Jonathan Best was arrested at a Pollo Tropical Saturday afternoon after filling his free water cup with 3 oz of Coke (the cola). He now faces potential life in prison for his crime, a punishment many believe is well justified. 

“Finally, my taxpayer money is going to be put to good use!” said frequent Pollo Tropical patron Grant Davis-Pena-Sanchez. “Nothing angers me more than purchasing a large fountain drink, only to find there isn’t any Sprite left because a gang of thieves ran it dry with their water cups. Those degenerates are criminals and socialists, piggy-backing on the rest of us working class people, and I’m happy to see the police are committed to keeping them off the streets.”  

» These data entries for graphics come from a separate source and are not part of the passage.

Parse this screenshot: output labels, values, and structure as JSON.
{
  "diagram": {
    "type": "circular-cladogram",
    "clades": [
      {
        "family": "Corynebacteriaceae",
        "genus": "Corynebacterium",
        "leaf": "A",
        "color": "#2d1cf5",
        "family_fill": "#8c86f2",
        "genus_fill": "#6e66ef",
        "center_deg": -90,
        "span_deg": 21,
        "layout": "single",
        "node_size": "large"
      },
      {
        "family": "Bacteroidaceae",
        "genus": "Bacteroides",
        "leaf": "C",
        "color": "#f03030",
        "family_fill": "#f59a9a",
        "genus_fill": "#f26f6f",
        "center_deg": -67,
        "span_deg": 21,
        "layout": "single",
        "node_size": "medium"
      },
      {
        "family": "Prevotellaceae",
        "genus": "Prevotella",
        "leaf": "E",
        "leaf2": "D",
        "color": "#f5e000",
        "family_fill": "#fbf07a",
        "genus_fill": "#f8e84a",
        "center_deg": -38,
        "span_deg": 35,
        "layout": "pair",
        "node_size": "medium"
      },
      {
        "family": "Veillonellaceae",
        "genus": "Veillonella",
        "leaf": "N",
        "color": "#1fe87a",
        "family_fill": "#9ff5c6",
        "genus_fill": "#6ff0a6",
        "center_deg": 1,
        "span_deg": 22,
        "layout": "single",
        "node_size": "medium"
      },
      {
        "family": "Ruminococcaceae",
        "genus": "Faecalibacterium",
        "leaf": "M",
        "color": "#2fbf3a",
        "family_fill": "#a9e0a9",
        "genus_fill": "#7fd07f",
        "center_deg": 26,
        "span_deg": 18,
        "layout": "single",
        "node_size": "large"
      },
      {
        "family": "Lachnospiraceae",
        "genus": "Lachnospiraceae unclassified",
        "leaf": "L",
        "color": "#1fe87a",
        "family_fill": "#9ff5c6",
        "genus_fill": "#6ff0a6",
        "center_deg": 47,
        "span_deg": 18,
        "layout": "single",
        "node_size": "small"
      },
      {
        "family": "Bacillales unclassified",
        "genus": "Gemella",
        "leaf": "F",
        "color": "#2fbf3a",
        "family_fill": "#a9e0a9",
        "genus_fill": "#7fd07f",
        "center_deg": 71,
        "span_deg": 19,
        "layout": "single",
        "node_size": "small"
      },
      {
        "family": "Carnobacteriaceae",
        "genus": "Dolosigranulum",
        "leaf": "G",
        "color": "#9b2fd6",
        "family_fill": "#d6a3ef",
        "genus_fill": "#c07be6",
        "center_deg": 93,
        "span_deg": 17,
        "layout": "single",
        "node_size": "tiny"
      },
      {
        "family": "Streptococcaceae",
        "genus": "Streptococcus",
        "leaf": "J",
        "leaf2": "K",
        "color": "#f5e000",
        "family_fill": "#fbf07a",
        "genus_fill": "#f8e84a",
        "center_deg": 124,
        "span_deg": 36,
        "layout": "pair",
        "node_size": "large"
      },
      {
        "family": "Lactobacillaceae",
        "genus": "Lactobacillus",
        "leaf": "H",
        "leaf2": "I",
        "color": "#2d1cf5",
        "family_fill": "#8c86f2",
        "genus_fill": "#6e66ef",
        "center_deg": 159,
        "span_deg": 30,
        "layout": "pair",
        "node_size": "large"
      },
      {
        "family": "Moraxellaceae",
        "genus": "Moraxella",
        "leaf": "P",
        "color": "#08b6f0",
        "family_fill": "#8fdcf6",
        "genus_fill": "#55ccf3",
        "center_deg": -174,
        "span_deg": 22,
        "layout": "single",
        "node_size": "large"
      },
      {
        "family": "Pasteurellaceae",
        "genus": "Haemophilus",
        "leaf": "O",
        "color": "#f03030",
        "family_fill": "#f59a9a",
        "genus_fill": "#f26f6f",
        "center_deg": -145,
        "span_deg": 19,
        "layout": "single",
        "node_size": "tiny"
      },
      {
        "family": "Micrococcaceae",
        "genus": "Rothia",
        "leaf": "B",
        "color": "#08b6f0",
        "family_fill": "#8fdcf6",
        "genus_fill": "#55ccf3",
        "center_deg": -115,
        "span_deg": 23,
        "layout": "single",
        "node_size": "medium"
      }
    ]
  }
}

“There’s always a sense of distrust whenever a customer requests a water cup,” said Pollo Tropical employee Sara Velasquez. “Most of the time they end up plugging it with lemonade or whatever, just to save them a couple of bucks. I mean, I know that times are hard and all, but it still hurts being manipulated like that. I guess I’m just tired of feeling betrayed.”

“I’m still trying to understand what the big deal is,” Mr. Best told reporters after his arrest. “This was at best petty theft, so why were the SWAT teams necessary? One moment I’m at the soda fountain, and the next I’m being tackled to the ground by SWAT officers repelling from the ceiling and asking to see proof of citizenship and the receipt for my meal. Are they just running out of things to arrest people for?” 

At Mr. Best’s sentencing, Judge Mitchell Benestad unflinchingly handed down the stiffest allowable penalty. “I never thought I’d hear of such a deplorable act of human indecency,” said Judge Benestad, who was so flustered after the trial he had to go home and do 3 oz of coke (not the cola) just to take the edge off. “This is definitely worse than the countless cases I’ve encountered involving illegal downloads of movies off the Internet which, until now, I thought was the worst act anyone could commit.” 

In addition to his sentencing, Judge Benestad ordered that Mr. Best would not be permitted to drink anything other than water for the duration of his sentence. “Ugh, I hate water,” said Mr. Best as he was carted off to his cell.